Наутро изрядно помятый Лёха зашёл к Семёнчику.
- Дед, аванец бы мне...
- Какой ещё «аванец»? - сурово поднял бровь Семёнчик.
- Граммов сто...
- Ничего, на месте опохмелишься, гвардеец. Жди меня во дворе, - дед был непреклонен.
Перед выходом Семёнчик открыл шкаф в спаленке, извлёк из-под всякого тряпичного хламу огромную бутыль с коричневатой жидкостью, с усилием вытащил пробку, поморщился от самогонных паров, ударивших в нос и, наполнив жидкостью поллитровку, сунул её в рюкзак.
Всю дорогу Лёха молчал. На его красном от ночного веселья, взмокшем лице были видны следы похмельных страданий. Он плёлся, плохо разбирая дорогу, тяжело дышал перегаром в спину Семёнчику. К базе вышли, как говорится, по графику — как планировал дед.
- Не томи, Семёнчик, - заскулил Лёха, мешком рухнув на лапник в гараже, и жалобно поглядел на деда.
Тот неторопливо развязал рюкзак, достал бутылку.
- Смотри, Лёша, - деловито предупредил дед, кивая на пузырь, - эта штука очень сурьёзная – я сам гнал и на травках нужных выстаивал. От неё таких правофланговых вытягивало, не чета тебе.

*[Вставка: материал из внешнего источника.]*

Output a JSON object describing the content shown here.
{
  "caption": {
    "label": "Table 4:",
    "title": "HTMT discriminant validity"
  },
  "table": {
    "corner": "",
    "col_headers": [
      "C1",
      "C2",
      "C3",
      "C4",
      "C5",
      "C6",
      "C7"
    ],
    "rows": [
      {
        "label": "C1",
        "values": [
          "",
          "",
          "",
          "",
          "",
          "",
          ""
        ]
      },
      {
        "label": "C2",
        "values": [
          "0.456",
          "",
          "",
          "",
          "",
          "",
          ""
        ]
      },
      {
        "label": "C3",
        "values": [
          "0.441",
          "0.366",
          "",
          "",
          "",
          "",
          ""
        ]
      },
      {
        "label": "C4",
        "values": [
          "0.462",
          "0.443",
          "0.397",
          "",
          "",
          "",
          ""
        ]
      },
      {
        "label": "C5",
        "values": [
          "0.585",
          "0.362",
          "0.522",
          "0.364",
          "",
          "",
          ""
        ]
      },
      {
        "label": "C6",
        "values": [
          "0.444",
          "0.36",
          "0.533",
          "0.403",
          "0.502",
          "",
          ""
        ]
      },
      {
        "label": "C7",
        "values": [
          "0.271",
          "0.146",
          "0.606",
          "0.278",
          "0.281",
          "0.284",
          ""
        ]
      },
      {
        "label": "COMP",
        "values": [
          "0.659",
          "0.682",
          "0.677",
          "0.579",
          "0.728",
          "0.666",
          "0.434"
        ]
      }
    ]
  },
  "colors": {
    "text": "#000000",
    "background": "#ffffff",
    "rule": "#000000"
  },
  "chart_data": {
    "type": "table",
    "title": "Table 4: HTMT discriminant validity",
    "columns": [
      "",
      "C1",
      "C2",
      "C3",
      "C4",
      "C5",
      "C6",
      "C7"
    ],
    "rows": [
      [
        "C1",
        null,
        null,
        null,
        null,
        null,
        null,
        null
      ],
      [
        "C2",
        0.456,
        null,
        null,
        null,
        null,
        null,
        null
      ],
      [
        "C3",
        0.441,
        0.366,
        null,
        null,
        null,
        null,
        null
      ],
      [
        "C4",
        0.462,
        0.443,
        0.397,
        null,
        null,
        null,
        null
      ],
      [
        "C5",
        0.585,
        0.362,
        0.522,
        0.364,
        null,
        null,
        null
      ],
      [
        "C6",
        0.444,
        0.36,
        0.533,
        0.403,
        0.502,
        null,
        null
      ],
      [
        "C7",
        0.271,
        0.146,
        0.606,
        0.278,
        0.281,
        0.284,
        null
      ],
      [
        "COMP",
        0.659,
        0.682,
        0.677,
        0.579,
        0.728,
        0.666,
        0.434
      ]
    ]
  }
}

- Не переживай. Здесь всего тридцать три «булька». Я и не столько держал. – Лёха с силой дунул в граненый стакан и честно, бульками отмерил сто граммов.
- Смотри, как бы к вечеру к тебе твой «десантник» не прилетел. – Семёнчик хитро улыбнулся: кто поверит пьяному Лёхе, что он самолет видел в тайге?!
Дело заспорилось. Лёхин тельник мелькал повсюду: хворост собрать, дров нарубить, пихту завалить, кусты кое-где подрезать. К вечеру всё было готово. Каменистое плато теперь было не узнать – снова ровная, как доска, полоса.
- Семёнчик, для чего тебе это? – Лёха махнул свободной от стакана рукой в сторону полосы.
- Пил бы ты меньше, Лёша, - переменил тему дед, избегая объяснений.
Лёха опрокинул в глотку содержимое стакана, крякнул и потянулся к закуске. В то же мгновение над тайгой появился самолёт. Лёхина рука так и застыла в воздухе, не дотянувшись до куска сала. Махнув крылом, «кобра» пошла на второй круг. Лёха, сидя с открытым ртом, ткнул пальцем в самолёт, только что севший на полосу, и что-то промычал.
- Я предупреждал тебя, Алексей, - строго сказал Семёнчик и направился к самолёту.
Поздоровались. Дед получил очередной гостинец. Пошли к гаражу. Всё как обычно, да не совсем. Вдруг пилот сказал Семёнчику:
- Хорошая полоса получилась, спасибо, отец. Может, и к награде тебя представят. Теперь можно садиться.
- Кому садиться? – дед, надеясь, что сейчас ему скажут что-то важное, затаил дыхание, ловя каждое слово.
Лётчик тряхнул головой, словно сбрасывая с себя какое-то оцепенение, но вместо ответа дед услышал:
- Хворост имеется? – И очередной коробок лег в грязноватую мозолистую ладонь Семёнчика.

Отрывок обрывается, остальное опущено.